All this sounds good for primary care physicians, but in actual day to day practice there are several potential down sides. In the PCMH much of the doctor’s time is spent in supervising the organization, not in face to face contact with the patient. Also, the adoption of electronic medical records, though usually producing a dramatically more readable and transferable record, definitely slows down and may at times depersonalize the physician patient interaction. This intrusion into the most important aspect of the doctor-patient relation, may ultimately come at a price. In my private practice, time with the patient was the most valued part of my practice. Also, there is a concern that the primary care doctor’s skills may be squeezed between those of the lesser trained nurse practitioners and the more technically trained specialists.

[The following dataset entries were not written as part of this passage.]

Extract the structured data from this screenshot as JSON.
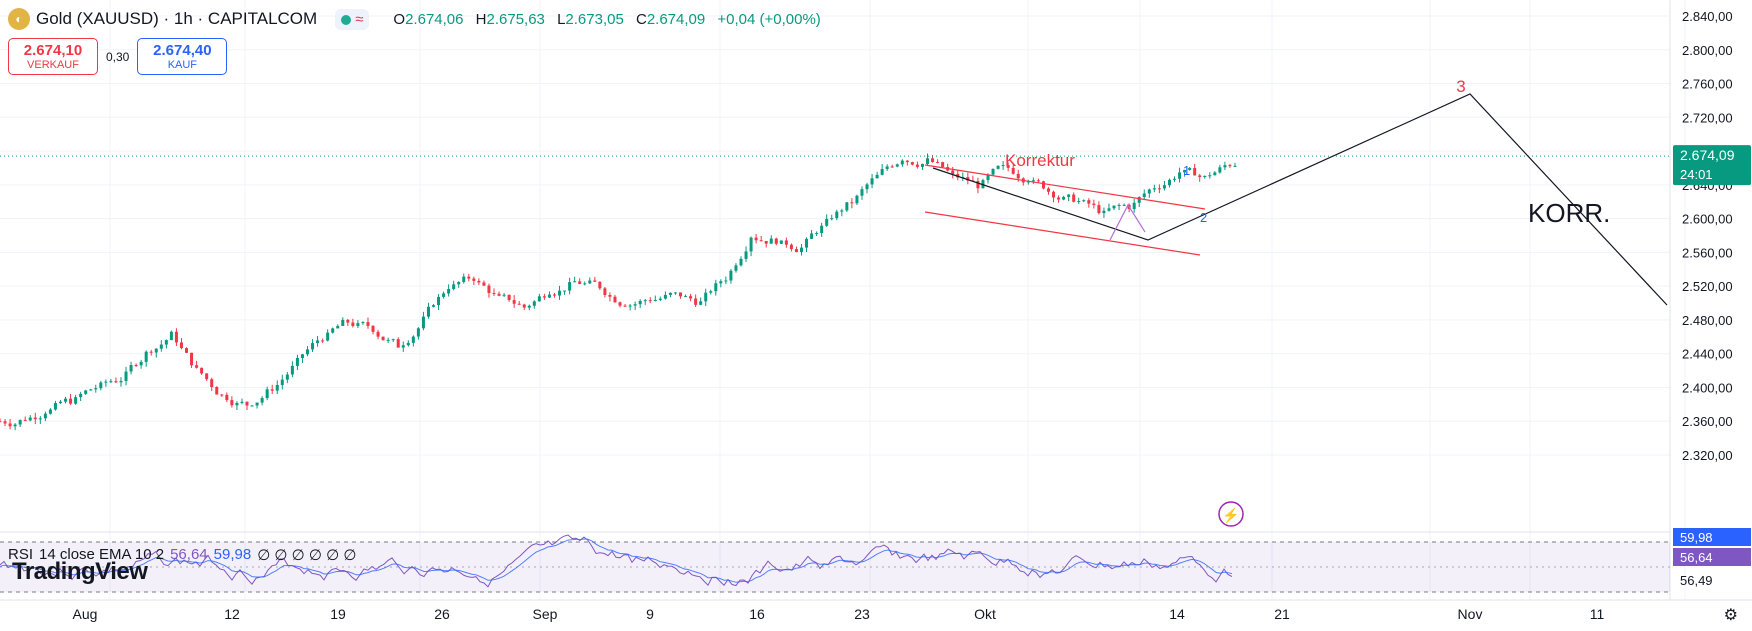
{
  "header": {
    "symbol": "Gold (XAUUSD) · 1h · CAPITALCOM",
    "ohlc": {
      "open_label": "O",
      "open": "2.674,06",
      "high_label": "H",
      "high": "2.675,63",
      "low_label": "L",
      "low": "2.673,05",
      "close_label": "C",
      "close": "2.674,09",
      "change": "+0,04 (+0,00%)"
    },
    "status_symbol": "≈"
  },
  "trade": {
    "sell_price": "2.674,10",
    "sell_label": "VERKAUF",
    "spread": "0,30",
    "buy_price": "2.674,40",
    "buy_label": "KAUF"
  },
  "price_axis": {
    "labels": [
      "2.840,00",
      "2.800,00",
      "2.760,00",
      "2.720,00",
      "2.680,00",
      "2.640,00",
      "2.600,00",
      "2.560,00",
      "2.520,00",
      "2.480,00",
      "2.440,00",
      "2.400,00",
      "2.360,00",
      "2.320,00"
    ],
    "current_price": "2.674,09",
    "countdown": "24:01"
  },
  "rsi": {
    "label": "RSI",
    "params": "14 close EMA 10 2",
    "value": "56,64",
    "ema_value": "59,98",
    "empty": "∅ ∅ ∅ ∅ ∅ ∅",
    "axis_low": "56,49"
  },
  "time_axis": [
    "Aug",
    "12",
    "19",
    "26",
    "Sep",
    "9",
    "16",
    "23",
    "Okt",
    "14",
    "21",
    "Nov",
    "11"
  ],
  "annotations": {
    "korrektur": "Korrektur",
    "wave1": "1",
    "wave2": "2",
    "wave3": "3",
    "korr": "KORR."
  },
  "branding": "TradingView",
  "colors": {
    "up": "#089981",
    "down": "#f23645",
    "line": "#131722",
    "channel": "#f23645",
    "rsi": "#7e57c2",
    "ema": "#2962ff",
    "wave_blue": "#2962ff"
  },
  "chart_data": {
    "type": "line",
    "series": [
      {
        "values": [
          2360,
          2372,
          2385,
          2400,
          2410,
          2440,
          2462,
          2420,
          2390,
          2380,
          2400,
          2430,
          2460,
          2478,
          2470,
          2450,
          2480,
          2520,
          2530,
          2505,
          2495,
          2515,
          2525,
          2520,
          2500,
          2505,
          2510,
          2500,
          2530,
          2580,
          2575,
          2565,
          2595,
          2620,
          2650,
          2672,
          2668,
          2650,
          2640,
          2660,
          2648,
          2630,
          2620,
          2605,
          2615,
          2638,
          2655,
          2648,
          2665,
          2675
        ]
      }
    ],
    "ylim": [
      2300,
      2850
    ]
  }
}
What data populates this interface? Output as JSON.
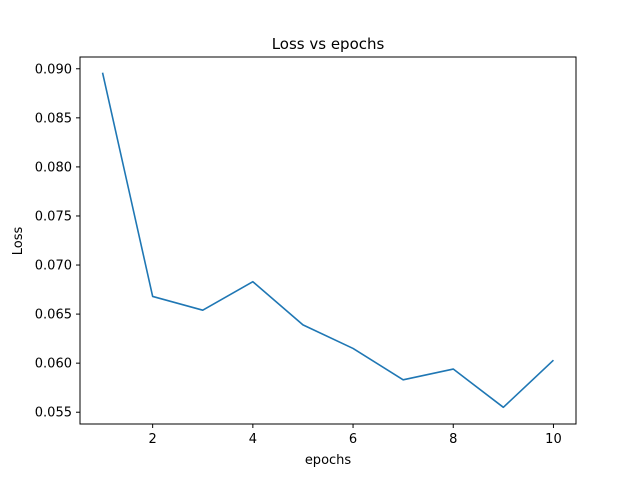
{
  "chart_data": {
    "type": "line",
    "title": "Loss vs epochs",
    "xlabel": "epochs",
    "ylabel": "Loss",
    "xlim": [
      0.55,
      10.45
    ],
    "ylim": [
      0.0538,
      0.0912
    ],
    "xticks": [
      2,
      4,
      6,
      8,
      10
    ],
    "xtick_labels": [
      "2",
      "4",
      "6",
      "8",
      "10"
    ],
    "yticks": [
      0.055,
      0.06,
      0.065,
      0.07,
      0.075,
      0.08,
      0.085,
      0.09
    ],
    "ytick_labels": [
      "0.055",
      "0.060",
      "0.065",
      "0.070",
      "0.075",
      "0.080",
      "0.085",
      "0.090"
    ],
    "grid": false,
    "series": [
      {
        "color": "#1f77b4",
        "x": [
          1,
          2,
          3,
          4,
          5,
          6,
          7,
          8,
          9,
          10
        ],
        "y": [
          0.0896,
          0.0668,
          0.0654,
          0.0683,
          0.0639,
          0.0615,
          0.0583,
          0.0594,
          0.0555,
          0.0603
        ]
      }
    ]
  }
}
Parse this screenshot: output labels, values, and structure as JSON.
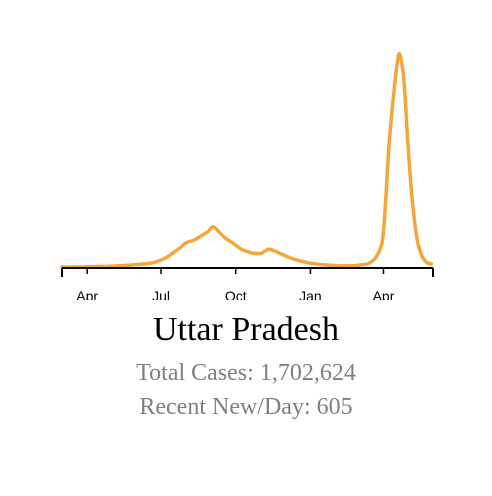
{
  "region": "Uttar Pradesh",
  "stats": {
    "total_label": "Total Cases: ",
    "total_value": "1,702,624",
    "recent_label": "Recent New/Day: ",
    "recent_value": "605"
  },
  "colors": {
    "line": "#f3a73b",
    "axis": "#000000",
    "stats_text": "#7f7f7f"
  },
  "chart_data": {
    "type": "line",
    "title": "",
    "xlabel": "",
    "ylabel": "",
    "x_tick_labels": [
      "Apr",
      "Jul",
      "Oct",
      "Jan",
      "Apr"
    ],
    "x_tick_dates": [
      "2020-04-01",
      "2020-07-01",
      "2020-10-01",
      "2021-01-01",
      "2021-04-01"
    ],
    "x_range": [
      "2020-03-01",
      "2021-06-01"
    ],
    "y_range": [
      0,
      37000
    ],
    "grid": false,
    "series": [
      {
        "x": [
          "2020-03-01",
          "2020-04-01",
          "2020-05-01",
          "2020-06-01",
          "2020-06-20",
          "2020-07-05",
          "2020-07-15",
          "2020-07-25",
          "2020-08-01",
          "2020-08-10",
          "2020-08-20",
          "2020-08-28",
          "2020-09-03",
          "2020-09-10",
          "2020-09-18",
          "2020-09-28",
          "2020-10-08",
          "2020-10-20",
          "2020-11-01",
          "2020-11-10",
          "2020-11-18",
          "2020-11-28",
          "2020-12-08",
          "2020-12-20",
          "2021-01-01",
          "2021-01-15",
          "2021-02-01",
          "2021-02-15",
          "2021-03-01",
          "2021-03-15",
          "2021-03-25",
          "2021-04-01",
          "2021-04-08",
          "2021-04-15",
          "2021-04-20",
          "2021-04-25",
          "2021-04-28",
          "2021-05-01",
          "2021-05-06",
          "2021-05-12",
          "2021-05-18",
          "2021-05-24",
          "2021-05-30"
        ],
        "y": [
          0,
          50,
          150,
          400,
          700,
          1400,
          2300,
          3300,
          4100,
          4500,
          5300,
          6000,
          6800,
          6000,
          4900,
          4000,
          3000,
          2400,
          2300,
          3000,
          2700,
          2100,
          1500,
          1000,
          650,
          400,
          250,
          200,
          300,
          700,
          2200,
          6000,
          21000,
          31000,
          36000,
          33000,
          28000,
          21000,
          12000,
          5000,
          2000,
          800,
          500
        ]
      }
    ]
  }
}
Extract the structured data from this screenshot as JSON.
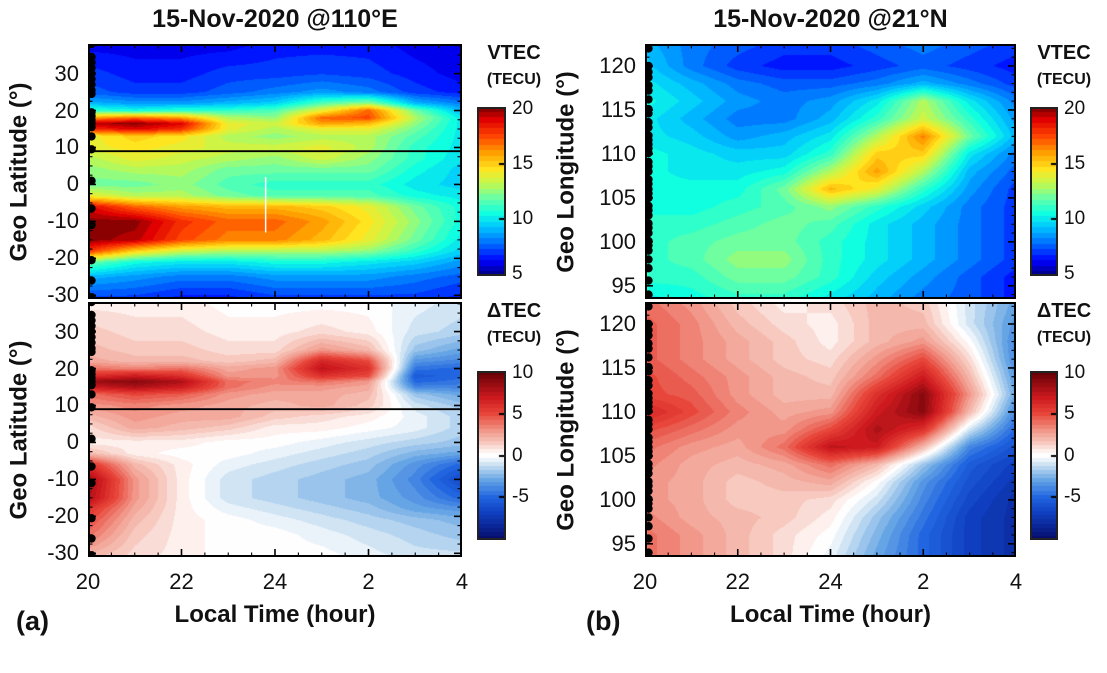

One other strategy to preserve or improve income by primary care physicians, particularly in high income communities, has been the formation of “concierge” practices, with substantial annual sign up fees, in addition to the usual primary care insurance reimbursement. With this significant additional income, the number of patients in each practice, as part of the deal, has dramatically reduced. Of course, this way to protect primary care will simply not work in rural areas, or in low income urban or suburban areas. This is not an answer in the vast majority of the country.
So, what is the answer? I think, as with most public policy dilemmas we must realize that there is a problem. We must also learn to place the well trained primary care physician at the proper spot in our value system. We can, and should, utilize his or her skills as an organizer, supervisor, and recorder of health care. But we must still recognize the primary care doctor’s face to face interaction with the patient, as the most valuable part of a high quality system, and be careful that the new organizations make time for this.